In her box she found a letter from Teresa, married with four kids in Chicago, several miles farther west than their childhood flat. Teresa lived near the old Midway airport in a little house on a street of identical boxes. That Connie should sneer was
absurd! What did she live in but a stinking slum? Teresa wrote in her large handwriting with all letters of one size: “Little Joey is sick with a cold and sore throat again, the poor thing. It seems it is one thing after another. I hate to see him so sick. Laura had it too but not so bad, she is big for her age and strong. The dr. says he may have to have his tonsils out. I hope not, not only the expense but it costs so much and the pain it gives him. For kids to go in the hospital. I have been going to Mass whenever I can except lots of times I can’t get away from the house because of children. I don’t want to have to take Joey to the hospital and leave him there.
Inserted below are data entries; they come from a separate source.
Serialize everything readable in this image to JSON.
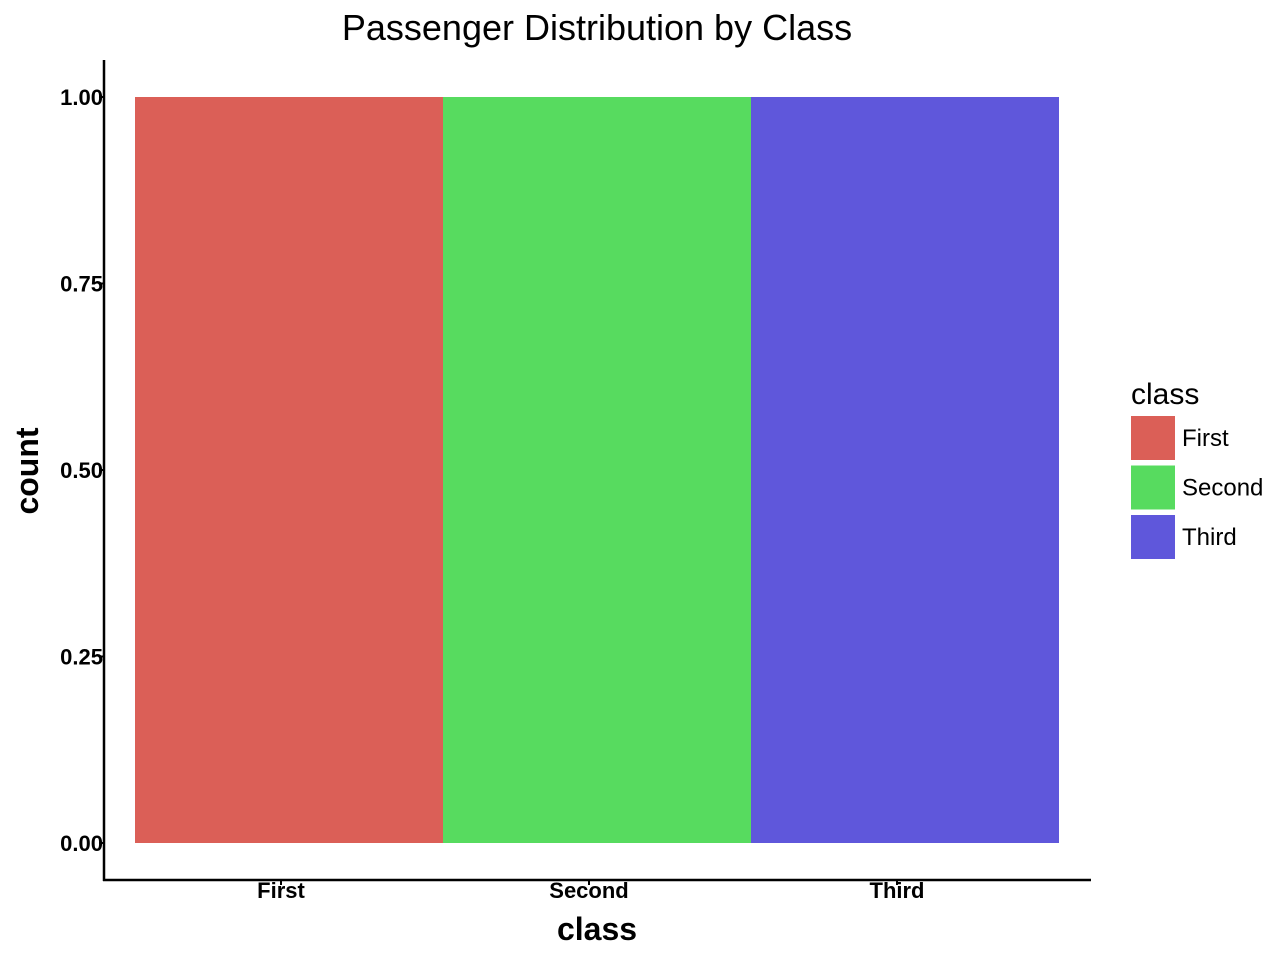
{
  "chart_data": {
    "type": "bar",
    "title": "Passenger Distribution by Class",
    "xlabel": "class",
    "ylabel": "count",
    "categories": [
      "First",
      "Second",
      "Third"
    ],
    "values": [
      1,
      1,
      1
    ],
    "colors": [
      "#DB5F57",
      "#57DB5F",
      "#5F57DB"
    ],
    "ylim": [
      0,
      1
    ],
    "yticks": [
      0,
      0.25,
      0.5,
      0.75,
      1
    ],
    "ytick_labels": [
      "0.00",
      "0.25",
      "0.50",
      "0.75",
      "1.00"
    ],
    "grid": false,
    "legend": {
      "title": "class",
      "placement": "right",
      "entries": [
        "First",
        "Second",
        "Third"
      ]
    }
  }
}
“Marilyn’s birthday is April 28, I know you remember. What she likes best is dolls with real hair the kind you wash and set … .”
Connie put down the letter on her kitchen table. Now, what did Teresa think she could do? She couldn’t come up with money for any kind of present. She hadn’t had money for a birthday or Christmas present since she and Claud had been busted, almost four years. Teresa had married young, from high school, and never had she worked. Her man drove a bus. Connie wanted to remember her nieces and nephews, and when she had been working she used to send every one of them presents twice a year, to bring toys and pretty clothes to Luis’s various families, all conveniently located in the Greater New York metropolitan area. Number one wife (Carmel, the Puerto Rican) was in the Bronx. Number two (Shirley, the Italian) was on Staten Island. Number three (Adele, the Wasp) was with Luis in Bound Brook, New Jersey. She scanned the rest of the letter for catastrophes and decided to read it carefully later on. She had an urge to go back out, tired as she was. If she lay down she would get more depressed. She turned on the kitchen light. Evening thickened in the noisy streets.